Geographical focuses and Y-chromosome genotypes of the Cao clans (a) and genealogical relationship among the six related clans (b).

Table 1 Fisher's exact tests between different clan groups

We classified the clans into three groups: claimed clans of Emperor CAO, unclaimed CAO clans (or claimed to be other origin) and the general population with other surnames. We pairwisely examined the frequency difference of each haplotype among the three groups.8, 9 There is no significant difference between the unclaimed CAO clans and the general population, indicating that the surname CAO may have multiple founders, similar to other surnames.10 Thus, these two groups were combined into one (referred to as the reference group hereafter) in the subsequent analysis. Interestingly, haplotype O2-M268 is the only one that is enriched significantly in the claimed clans, meanwhile, rare in the reference group (Fisher's exact test, P=9.32 × 10−5), suggesting that it is the most likely haplotype of Emperor CAO (Table 1). The probability of a haplotype to be ancestor's type is not just its frequency in the case group, but need to be estimated from the frequency difference between the case group and the reference group. Here, we used the odds ratio (OR), which provide an estimate (with confident interval) for relationship between two binary variables, to estimate the probability.11 OR between the two groups is 12.72 for haplotype O2-M268 compared with the reference group.

Haplotype O3-002611 reaches the highest frequency among the other CAO clans, and is the only haplotype appears in all five clans who claimed to be direct descendants of the ancient CAO Dukes and CAO Can. Here, different clan groups were classified to examine the probable haplotype of the CAO Dukes: five clans of haplotype O3-002611 and no clans of other haplotypes for the claimed group, 79 clans of O3-002611 and 458 clans of other haplotypes for the reference group. Thus, O3-002611 is most likely the haplotype of the ancient CAO Dukes (Fisher's exact test, P=1.968 × 10−4). Taken the two results together, Emperor CAO was unlikely the descendant of CAO Can and the CAO Dukes, and his claim of aristocratic ancestry is therefore not supported by genetic evidence.
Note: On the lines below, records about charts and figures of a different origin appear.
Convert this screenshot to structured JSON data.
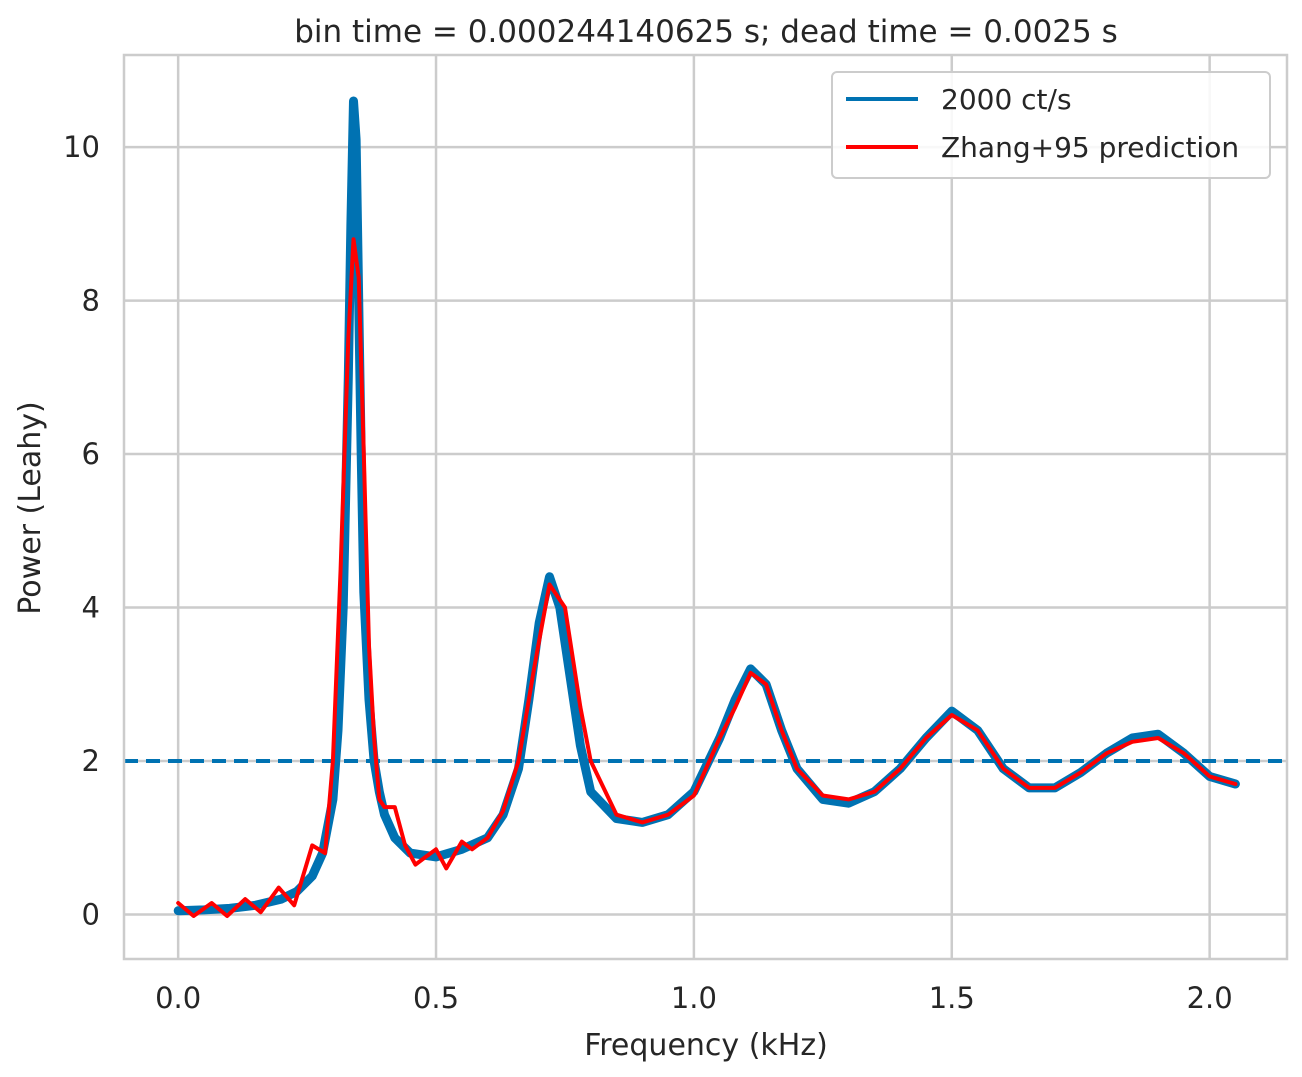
{
  "chart_data": {
    "type": "line",
    "title": "bin time = 0.000244140625 s; dead time = 0.0025 s",
    "xlabel": "Frequency (kHz)",
    "ylabel": "Power (Leahy)",
    "xlim": [
      -0.105,
      2.15
    ],
    "ylim": [
      -0.58,
      11.2
    ],
    "xticks": [
      0.0,
      0.5,
      1.0,
      1.5,
      2.0
    ],
    "xtick_labels": [
      "0.0",
      "0.5",
      "1.0",
      "1.5",
      "2.0"
    ],
    "yticks": [
      0,
      2,
      4,
      6,
      8,
      10
    ],
    "ytick_labels": [
      "0",
      "2",
      "4",
      "6",
      "8",
      "10"
    ],
    "grid": true,
    "legend_position": "top-right",
    "reference_line": {
      "y": 2,
      "style": "dashed",
      "color": "#0072b2"
    },
    "series": [
      {
        "name": "2000 ct/s",
        "color": "#0072b2",
        "x": [
          0.0,
          0.05,
          0.1,
          0.15,
          0.2,
          0.23,
          0.26,
          0.28,
          0.3,
          0.31,
          0.32,
          0.33,
          0.335,
          0.34,
          0.345,
          0.35,
          0.355,
          0.36,
          0.37,
          0.38,
          0.39,
          0.4,
          0.42,
          0.45,
          0.5,
          0.55,
          0.6,
          0.63,
          0.66,
          0.68,
          0.7,
          0.72,
          0.74,
          0.76,
          0.78,
          0.8,
          0.85,
          0.9,
          0.95,
          1.0,
          1.05,
          1.08,
          1.11,
          1.14,
          1.17,
          1.2,
          1.25,
          1.3,
          1.35,
          1.4,
          1.45,
          1.5,
          1.55,
          1.6,
          1.65,
          1.7,
          1.75,
          1.8,
          1.85,
          1.9,
          1.95,
          2.0,
          2.05
        ],
        "values": [
          0.05,
          0.06,
          0.08,
          0.12,
          0.2,
          0.3,
          0.5,
          0.8,
          1.5,
          2.4,
          4.0,
          7.0,
          9.0,
          10.6,
          10.1,
          8.0,
          6.0,
          4.2,
          2.8,
          2.0,
          1.6,
          1.3,
          1.0,
          0.8,
          0.75,
          0.85,
          1.0,
          1.3,
          1.9,
          2.8,
          3.8,
          4.4,
          4.0,
          3.1,
          2.2,
          1.6,
          1.25,
          1.2,
          1.3,
          1.6,
          2.3,
          2.8,
          3.2,
          3.0,
          2.4,
          1.9,
          1.5,
          1.45,
          1.6,
          1.9,
          2.3,
          2.65,
          2.4,
          1.9,
          1.65,
          1.65,
          1.85,
          2.1,
          2.3,
          2.35,
          2.1,
          1.8,
          1.7
        ]
      },
      {
        "name": "Zhang+95 prediction",
        "color": "#ff0000",
        "x": [
          0.0,
          0.03,
          0.065,
          0.095,
          0.13,
          0.16,
          0.195,
          0.225,
          0.26,
          0.285,
          0.3,
          0.315,
          0.33,
          0.34,
          0.35,
          0.36,
          0.37,
          0.38,
          0.39,
          0.4,
          0.42,
          0.44,
          0.46,
          0.48,
          0.5,
          0.52,
          0.55,
          0.57,
          0.6,
          0.63,
          0.66,
          0.69,
          0.72,
          0.75,
          0.78,
          0.8,
          0.85,
          0.9,
          0.95,
          1.0,
          1.05,
          1.08,
          1.11,
          1.14,
          1.17,
          1.2,
          1.25,
          1.3,
          1.35,
          1.4,
          1.45,
          1.5,
          1.55,
          1.6,
          1.65,
          1.7,
          1.75,
          1.8,
          1.85,
          1.9,
          1.95,
          2.0,
          2.05
        ],
        "values": [
          0.15,
          -0.02,
          0.15,
          -0.02,
          0.2,
          0.03,
          0.35,
          0.12,
          0.9,
          0.8,
          2.0,
          4.5,
          7.5,
          8.8,
          8.3,
          6.0,
          3.5,
          2.3,
          1.5,
          1.4,
          1.4,
          0.9,
          0.65,
          0.75,
          0.85,
          0.6,
          0.95,
          0.85,
          1.0,
          1.35,
          2.0,
          3.2,
          4.3,
          4.0,
          2.7,
          2.0,
          1.3,
          1.2,
          1.3,
          1.55,
          2.3,
          2.7,
          3.15,
          3.0,
          2.4,
          1.9,
          1.55,
          1.5,
          1.6,
          1.9,
          2.3,
          2.6,
          2.4,
          1.9,
          1.65,
          1.65,
          1.85,
          2.1,
          2.25,
          2.3,
          2.1,
          1.8,
          1.7
        ]
      }
    ]
  }
}
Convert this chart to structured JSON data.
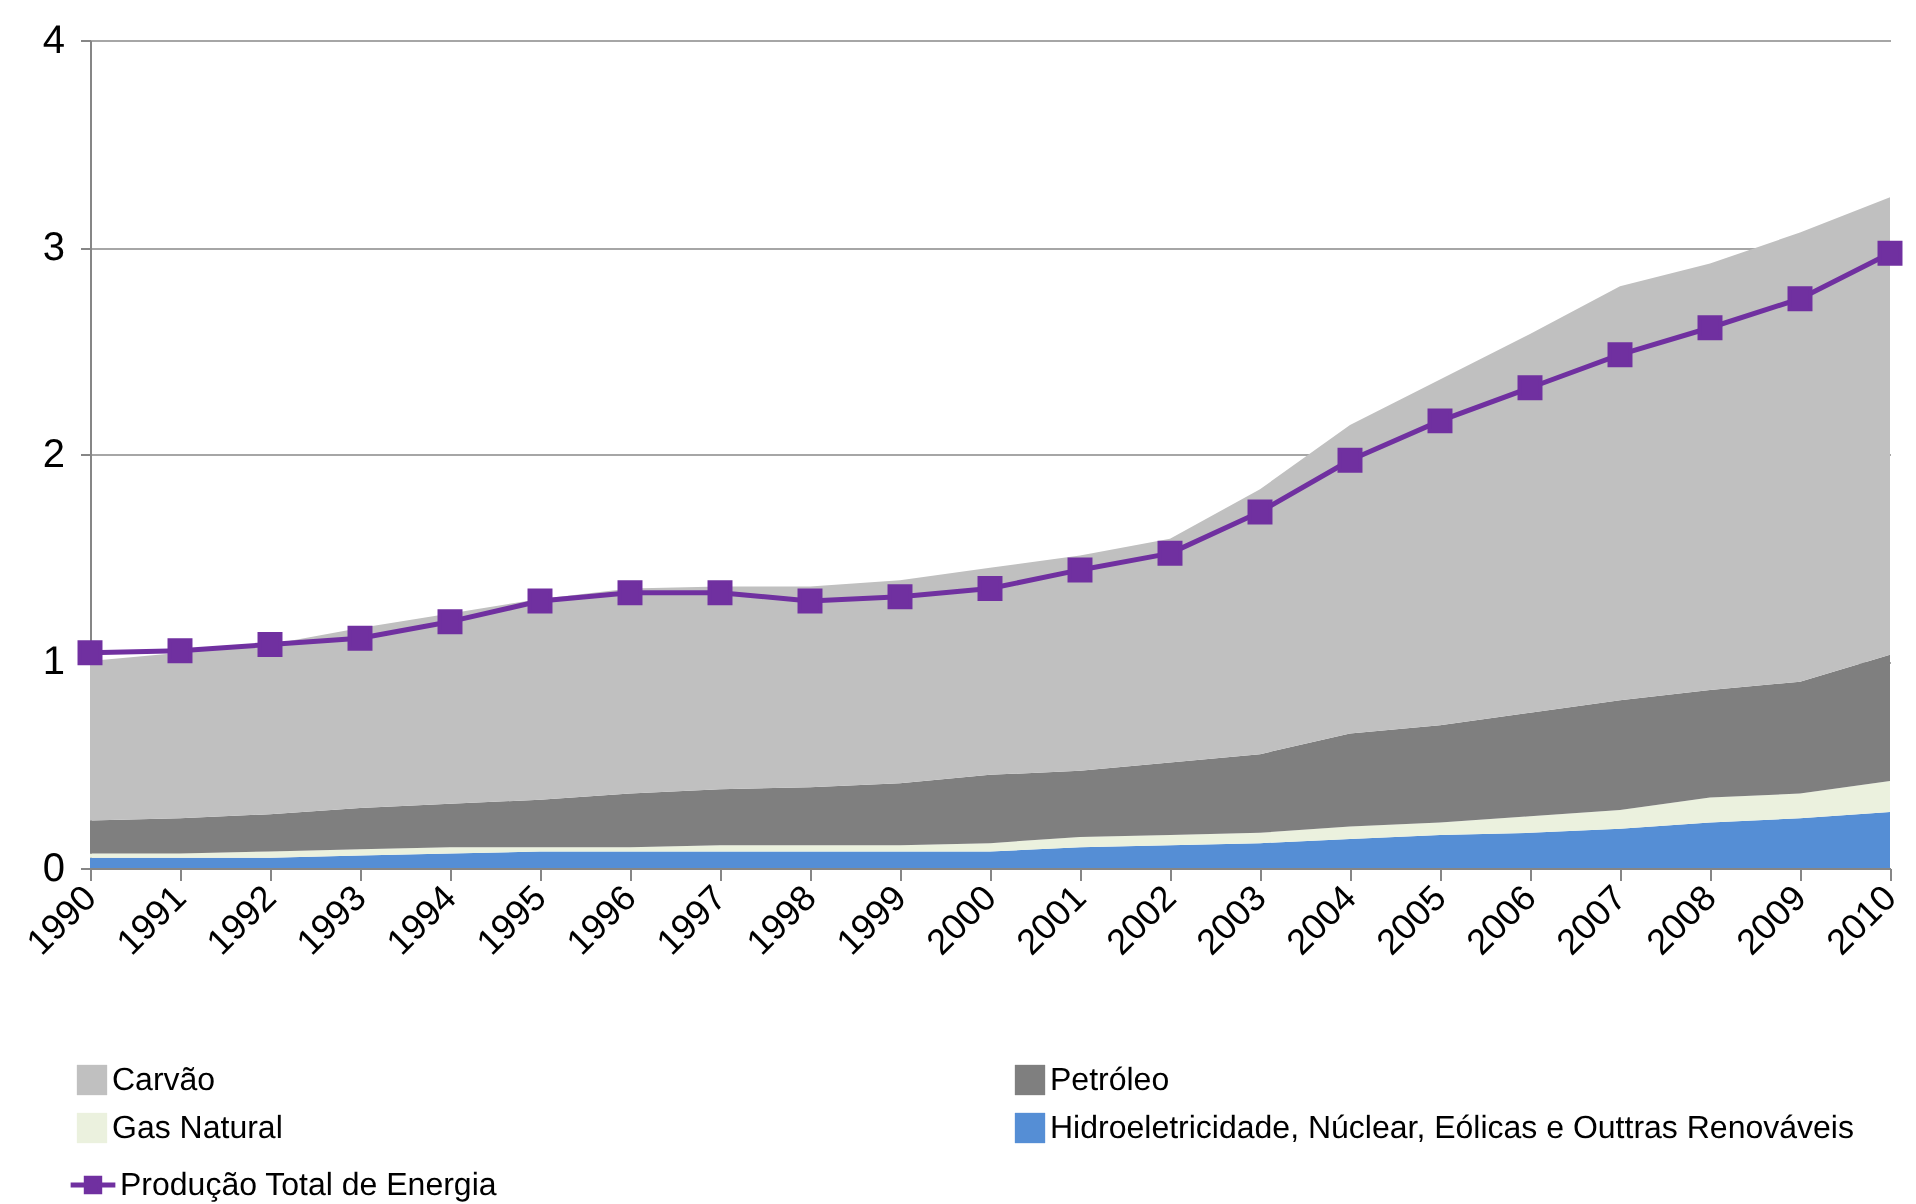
{
  "chart_data": {
    "type": "area",
    "stacked": true,
    "grid": "y",
    "legend": "bottom",
    "categories": [
      "1990",
      "1991",
      "1992",
      "1993",
      "1994",
      "1995",
      "1996",
      "1997",
      "1998",
      "1999",
      "2000",
      "2001",
      "2002",
      "2003",
      "2004",
      "2005",
      "2006",
      "2007",
      "2008",
      "2009",
      "2010"
    ],
    "ylim": [
      0,
      4
    ],
    "yticks": [
      0,
      1,
      2,
      3,
      4
    ],
    "series": [
      {
        "name": "Hidroeletricidade, Núclear, Eólicas e Outtras Renováveis",
        "color": "#558ed5",
        "values": [
          0.05,
          0.05,
          0.05,
          0.06,
          0.07,
          0.08,
          0.08,
          0.08,
          0.08,
          0.08,
          0.08,
          0.1,
          0.11,
          0.12,
          0.14,
          0.16,
          0.17,
          0.19,
          0.22,
          0.24,
          0.27
        ]
      },
      {
        "name": "Gas Natural",
        "color": "#ebf1de",
        "values": [
          0.02,
          0.02,
          0.03,
          0.03,
          0.03,
          0.02,
          0.02,
          0.03,
          0.03,
          0.03,
          0.04,
          0.05,
          0.05,
          0.05,
          0.06,
          0.06,
          0.08,
          0.09,
          0.12,
          0.12,
          0.15
        ]
      },
      {
        "name": "Petróleo",
        "color": "#7f7f7f",
        "values": [
          0.16,
          0.17,
          0.18,
          0.2,
          0.21,
          0.23,
          0.26,
          0.27,
          0.28,
          0.3,
          0.33,
          0.32,
          0.35,
          0.38,
          0.45,
          0.47,
          0.5,
          0.53,
          0.52,
          0.54,
          0.61
        ]
      },
      {
        "name": "Carvão",
        "color": "#c0c0c0",
        "values": [
          0.77,
          0.8,
          0.82,
          0.87,
          0.92,
          0.97,
          0.99,
          0.98,
          0.97,
          0.98,
          1.0,
          1.04,
          1.08,
          1.28,
          1.49,
          1.67,
          1.83,
          2.0,
          2.06,
          2.17,
          2.21
        ]
      },
      {
        "name": "Produção Total de Energia",
        "type": "line",
        "marker": "square",
        "color": "#7030a0",
        "values": [
          1.04,
          1.05,
          1.08,
          1.11,
          1.19,
          1.29,
          1.33,
          1.33,
          1.29,
          1.31,
          1.35,
          1.44,
          1.52,
          1.72,
          1.97,
          2.16,
          2.32,
          2.48,
          2.61,
          2.75,
          2.97
        ]
      }
    ]
  }
}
Our results, given the data, also established the authenticity of the stemma records of Emperor CAOs’ descendants with O2-M268 and those of CAO Cans’ descendants with O3-002611. Connected by the ancestors of 70–100 generations spanning over 2000 years, these samples are of great value for studying the Y-chromosome evolution. This study offers a successful showcase of the utility of genetics in studying the ancient history.